Хосров отлично понимал опасную игру, которую затеял с таким легкомыслием. Но, заручившись расположением к себе каймакама, Мирзы-Абул-Касима, человека всемогущего, перед которым дрожала целая Персия, он мало обращал внимания на подпольные интриги, которыми его старались опутать. И уже одна эта беспечность едва не погубила Хосрова.
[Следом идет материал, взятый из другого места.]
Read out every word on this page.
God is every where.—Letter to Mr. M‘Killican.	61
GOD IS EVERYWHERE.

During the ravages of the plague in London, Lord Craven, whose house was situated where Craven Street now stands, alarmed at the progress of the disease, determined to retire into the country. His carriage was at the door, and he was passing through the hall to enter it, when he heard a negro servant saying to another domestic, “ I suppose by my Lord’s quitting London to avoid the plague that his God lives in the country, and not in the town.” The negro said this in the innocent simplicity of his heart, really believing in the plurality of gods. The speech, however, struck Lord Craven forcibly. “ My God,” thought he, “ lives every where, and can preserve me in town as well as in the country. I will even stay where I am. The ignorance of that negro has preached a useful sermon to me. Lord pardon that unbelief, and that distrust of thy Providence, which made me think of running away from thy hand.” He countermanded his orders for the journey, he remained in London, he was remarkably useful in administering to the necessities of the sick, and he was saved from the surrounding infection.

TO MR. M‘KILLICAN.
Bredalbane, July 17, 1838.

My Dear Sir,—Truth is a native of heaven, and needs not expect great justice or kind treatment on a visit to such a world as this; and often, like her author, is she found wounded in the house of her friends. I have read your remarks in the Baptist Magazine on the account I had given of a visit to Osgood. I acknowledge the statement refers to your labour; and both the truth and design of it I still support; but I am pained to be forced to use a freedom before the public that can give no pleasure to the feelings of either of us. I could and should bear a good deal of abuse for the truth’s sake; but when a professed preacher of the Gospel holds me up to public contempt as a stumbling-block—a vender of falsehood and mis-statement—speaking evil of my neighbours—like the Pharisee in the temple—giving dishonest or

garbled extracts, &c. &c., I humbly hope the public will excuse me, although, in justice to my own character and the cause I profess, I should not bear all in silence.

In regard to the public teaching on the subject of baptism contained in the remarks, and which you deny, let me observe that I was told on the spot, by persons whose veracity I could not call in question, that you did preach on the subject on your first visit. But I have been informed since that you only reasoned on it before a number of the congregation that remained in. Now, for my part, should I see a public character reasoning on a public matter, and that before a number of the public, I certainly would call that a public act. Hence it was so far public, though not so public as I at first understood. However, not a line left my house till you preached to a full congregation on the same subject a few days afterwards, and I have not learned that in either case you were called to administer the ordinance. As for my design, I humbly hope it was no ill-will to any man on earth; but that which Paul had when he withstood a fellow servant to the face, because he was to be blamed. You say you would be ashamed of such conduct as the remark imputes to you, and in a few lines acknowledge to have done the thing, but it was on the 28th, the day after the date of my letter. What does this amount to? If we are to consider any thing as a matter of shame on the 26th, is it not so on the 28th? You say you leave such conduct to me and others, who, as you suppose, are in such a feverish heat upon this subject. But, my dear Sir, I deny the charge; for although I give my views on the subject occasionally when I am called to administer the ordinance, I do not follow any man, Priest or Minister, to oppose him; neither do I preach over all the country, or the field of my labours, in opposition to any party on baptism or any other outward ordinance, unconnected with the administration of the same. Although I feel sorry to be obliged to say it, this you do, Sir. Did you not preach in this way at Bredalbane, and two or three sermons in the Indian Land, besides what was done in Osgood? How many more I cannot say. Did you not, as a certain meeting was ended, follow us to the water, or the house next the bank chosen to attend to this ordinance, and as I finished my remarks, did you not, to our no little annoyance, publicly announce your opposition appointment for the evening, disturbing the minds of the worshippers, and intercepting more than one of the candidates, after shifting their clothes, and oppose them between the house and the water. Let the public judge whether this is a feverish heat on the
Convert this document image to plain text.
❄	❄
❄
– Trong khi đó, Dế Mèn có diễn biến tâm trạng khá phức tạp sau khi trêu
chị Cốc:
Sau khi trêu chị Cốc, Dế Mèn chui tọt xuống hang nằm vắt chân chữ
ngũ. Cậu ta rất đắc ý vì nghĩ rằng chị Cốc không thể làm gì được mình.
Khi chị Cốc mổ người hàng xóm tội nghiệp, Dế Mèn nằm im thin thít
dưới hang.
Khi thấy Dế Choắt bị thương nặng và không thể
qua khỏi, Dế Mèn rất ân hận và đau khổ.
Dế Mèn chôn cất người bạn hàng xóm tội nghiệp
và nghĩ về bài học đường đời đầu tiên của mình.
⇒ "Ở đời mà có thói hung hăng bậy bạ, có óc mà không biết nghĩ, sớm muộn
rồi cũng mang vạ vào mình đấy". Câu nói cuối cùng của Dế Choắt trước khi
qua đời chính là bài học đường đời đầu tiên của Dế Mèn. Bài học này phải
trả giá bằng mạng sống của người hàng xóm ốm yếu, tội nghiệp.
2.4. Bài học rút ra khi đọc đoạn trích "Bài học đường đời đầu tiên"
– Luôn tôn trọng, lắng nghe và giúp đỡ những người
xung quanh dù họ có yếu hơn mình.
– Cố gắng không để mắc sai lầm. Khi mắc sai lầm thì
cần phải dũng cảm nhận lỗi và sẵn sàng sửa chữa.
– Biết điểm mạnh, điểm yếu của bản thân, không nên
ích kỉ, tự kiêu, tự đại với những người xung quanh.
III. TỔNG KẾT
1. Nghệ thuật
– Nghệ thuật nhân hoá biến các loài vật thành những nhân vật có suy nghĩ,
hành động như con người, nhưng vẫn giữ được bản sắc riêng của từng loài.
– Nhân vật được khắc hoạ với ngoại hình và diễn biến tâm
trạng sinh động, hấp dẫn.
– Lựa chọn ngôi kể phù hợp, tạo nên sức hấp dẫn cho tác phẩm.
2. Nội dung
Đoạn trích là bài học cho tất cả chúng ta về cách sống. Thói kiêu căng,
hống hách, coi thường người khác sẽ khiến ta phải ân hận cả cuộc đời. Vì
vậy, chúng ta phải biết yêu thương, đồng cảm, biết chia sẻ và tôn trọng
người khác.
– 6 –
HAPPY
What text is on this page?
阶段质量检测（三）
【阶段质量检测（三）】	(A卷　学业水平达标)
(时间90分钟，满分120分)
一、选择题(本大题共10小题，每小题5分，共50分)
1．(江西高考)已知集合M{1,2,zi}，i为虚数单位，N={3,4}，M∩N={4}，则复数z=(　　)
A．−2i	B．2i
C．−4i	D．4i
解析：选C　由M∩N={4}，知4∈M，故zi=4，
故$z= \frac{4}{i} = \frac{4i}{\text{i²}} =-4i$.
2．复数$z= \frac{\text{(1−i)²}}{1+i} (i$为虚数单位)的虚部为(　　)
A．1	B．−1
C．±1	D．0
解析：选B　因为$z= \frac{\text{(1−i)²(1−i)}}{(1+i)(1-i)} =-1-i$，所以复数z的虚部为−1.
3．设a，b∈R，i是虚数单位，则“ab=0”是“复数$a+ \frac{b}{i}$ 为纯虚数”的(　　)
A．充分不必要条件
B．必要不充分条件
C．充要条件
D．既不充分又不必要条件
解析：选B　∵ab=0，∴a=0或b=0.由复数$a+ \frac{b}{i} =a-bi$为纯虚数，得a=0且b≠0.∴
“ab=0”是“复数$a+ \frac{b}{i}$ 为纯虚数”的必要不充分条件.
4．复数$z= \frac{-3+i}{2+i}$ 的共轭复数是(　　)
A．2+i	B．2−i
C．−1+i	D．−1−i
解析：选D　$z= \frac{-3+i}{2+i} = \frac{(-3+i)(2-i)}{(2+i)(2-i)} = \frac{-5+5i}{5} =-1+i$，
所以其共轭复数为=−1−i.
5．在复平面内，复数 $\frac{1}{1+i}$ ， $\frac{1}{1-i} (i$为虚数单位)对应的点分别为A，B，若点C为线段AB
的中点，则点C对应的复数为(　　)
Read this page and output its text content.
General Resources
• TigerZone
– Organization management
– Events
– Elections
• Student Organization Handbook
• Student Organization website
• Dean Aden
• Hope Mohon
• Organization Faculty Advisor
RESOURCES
Однажды, проезжая через город Себзевар, находившийся под управлением Мамед-Мирзы, он был задержан и подвергнут, по приказанию последнего, строжайшему надзору; четыреста конных туркмен были приставлены к принцу, чтобы следить за каждым его шагом, а для большей безопасности распорядились даже секретно расковать его любимую лошадь, не имевшую себе подобной в целом улусе. Глубоко оскорбленный принц решился бежать и ждал для этого только удобного момента. Покорностью и лаской ему удалось усыпить бдительность своих сторожей, и раз, во время прогулки, воспользовавшись тем, что конвой ехал довольно беспечно, он отделился вперед и вдруг пустился скакать по Тегеранской дороге… Поздно понял конвой, что это настоящее бегство. Четыреста человек понеслись в погоню, но конь Хосрова скакал быстрее стрелы, – и туркмены «не достигли, по выражению персиян, даже взвившейся пыли, которая, укрыла за собой уносившегося всадника».